I think that the core of the debate here is what it means for a user to have a personal account, security account, or an admin account. I mean, yes, a normal user-level account would be able to do certain things without raising suspicions, but the question is, what are those things? At what level can a user scan the node's connections? At what level can they decrypt a normal file? What about a security camera file?

The answer, I think, is relatively simple. It's different for each node. Yeah, that sucks, but that's how it is in real life, too. Each administrator has his or her own favorite settings. Some settings are obvious (kernel access and shutdown privileges belong to the admin only), but some are a matter of taste (can users see who else is on the node?).

Most of the time, this last point is moot; the overwhelming majority of nodes in 2070 only have an admin account: cameras, vending machines, cyberarms, civilian vehicles, etc. It's the machines that multiple people access and/or use that are going to have different levels of access: nodes that run building security, mainframes, hotel nodes, personal commlinks, and the like.

Well, that went on longer than I thought it would. Sorry about that.

[Rotbart van Dain...]

[hobgoblin]

[hobgoblin]

hmm, to slow yet again...

[Aaron]

[Serbitar]

[Hasimir]

I know that a "file" listing as a "process" and generating system traffic is like a blinking neon signal calling for divine retribution.
But I just couldn't resist the ancestral call of the P.O.R.N. :P

Instead, the some account concept scores a good point, being also more in-line with the rulebook.

A question.
Most devices, as stated above, just have a "default" setting with one account that has total access (Admin Level).
Does this means that to hack into a stupid I-Pod I have to get an Admin Account (threshold +6) or that the basic Personal Account automatically grants me Admin privileges?

[hobgoblin]

it realy depends on what device is supposed to be used for i think.

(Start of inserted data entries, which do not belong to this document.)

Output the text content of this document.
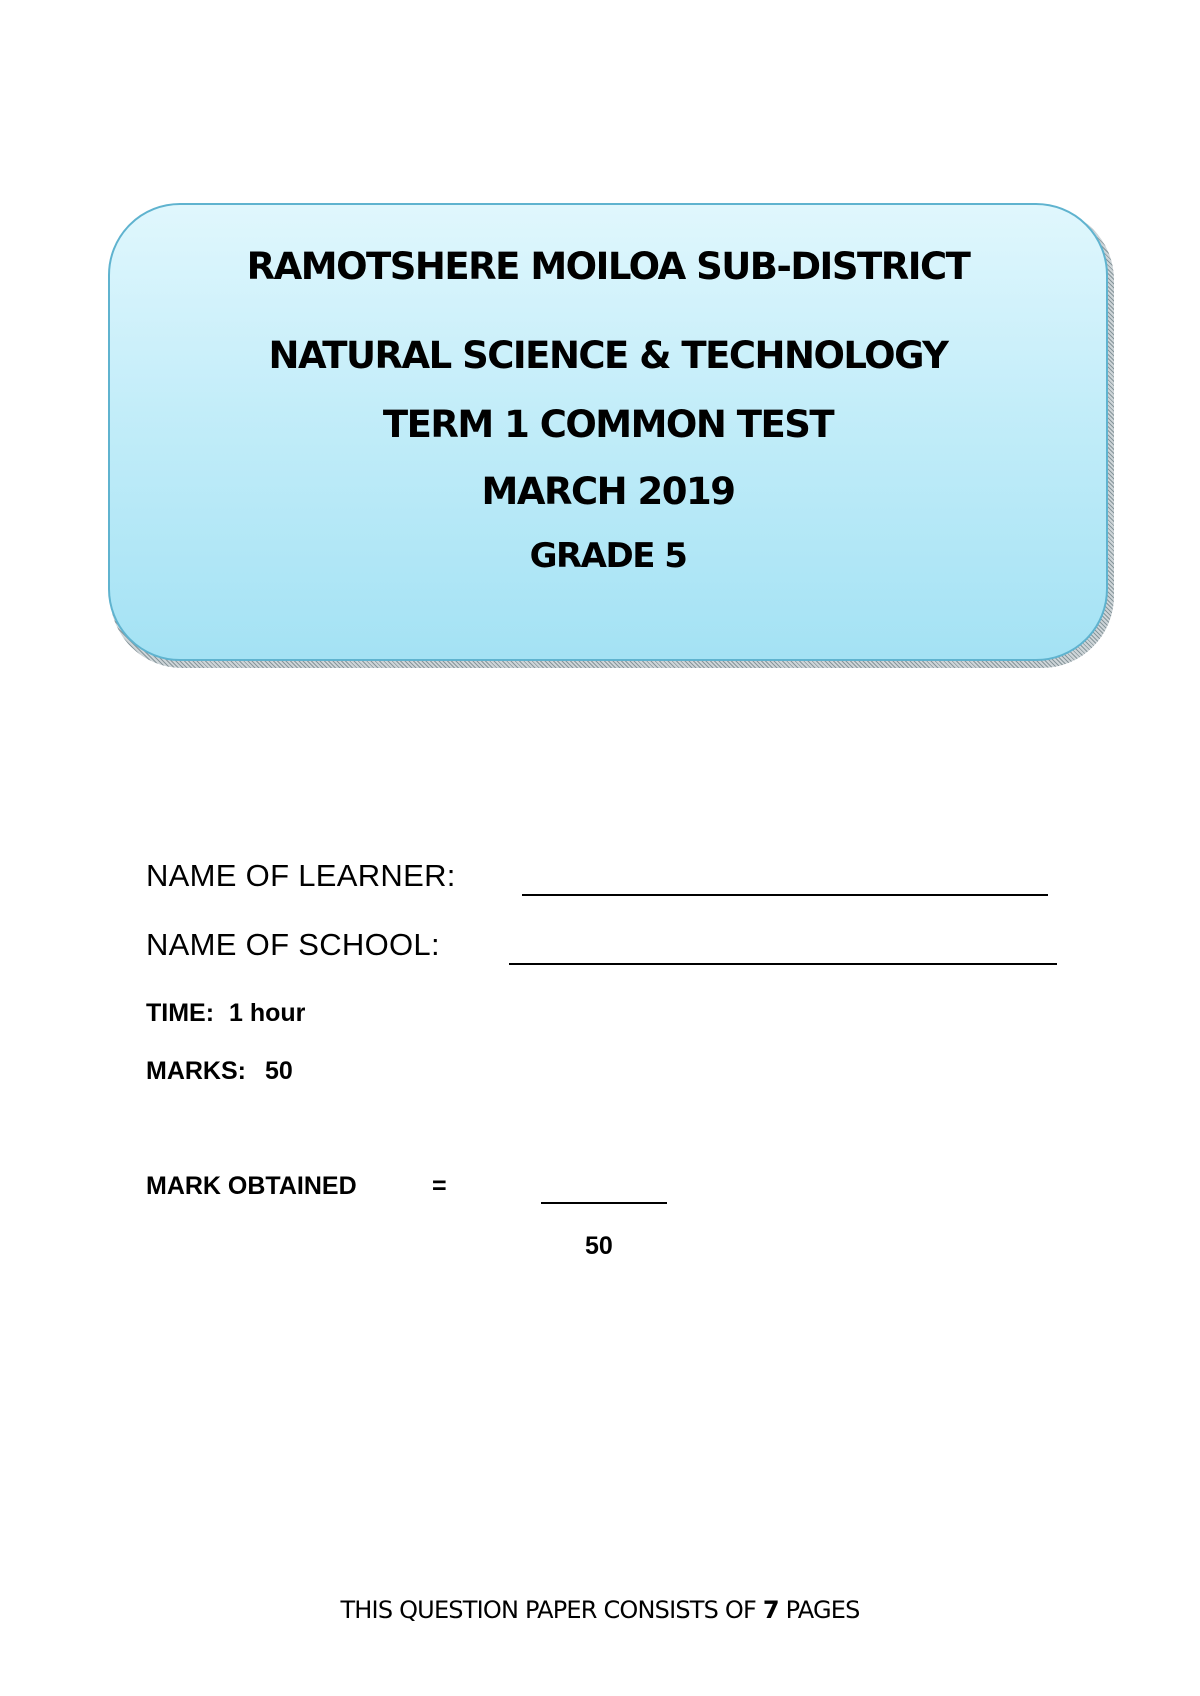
RAMOTSHERE MOILOA SUB-DISTRICT
NATURAL SCIENCE & TECHNOLOGY
TERM 1 COMMON TEST
MARCH 2019
GRADE 5
NAME OF LEARNER:
NAME OF SCHOOL:
TIME: 1 hour
MARKS: 50
MARK OBTAINED	=
50
THIS QUESTION PAPER CONSISTS OF 7 PAGES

with a i-pod (or ares-pod as i guess it would be named in SR ;) ) i would hazard that it would grant you a admin account as if you requested a normal account. but if you try to attack someones comlink that only have a admin account i would think you would run into a higher treshold.

[ArchXL]

So........ is Dash back yet?

[Dashifen]

Yes, I'm back as of yesterday, but the inevitable back log of work-related stuff will probably delay the restart of the thread until tomorrow at the latest. At the very least I have to get through all of my email first!! But, this is basically a heads-up to let everyone know that I'm back. Also, Hasimir, I love the way you explained user-access vs. user-account above. Well done, sir.

[Dashifen]

Hrm ... I'm bogged down (if you couldn't tell by my extended two week absence) with real life at the moment. Honest question: is there still interest in continuing this thread? If so, do we want to continue with Aku's scenario? Would it assist people to switch to a different scenario? Bueller?

[Dv84good]

I am interest in the thread still but I think you and Aku should set up some time so there isn't 2 or 3 days inbetween a single dice roll. Thanks for what you have done.

[ZenOgre]

*knock knock*
hey Dash, hope you and Aku can carry on with this. I was lurking here for a while reading and figured i'd show my support for the topic. Brought up a bunch of good idea's and showed me how I could better describe my players encounters in a full VR setting.

**edit- me not proof reading**

[Gort]

Thanks for this thread, Dash, Aku.

Serbitar - By your argument, someone who takes their time to hack in and get an admin account would never be scanned ever. Have I read you wrong somewhere?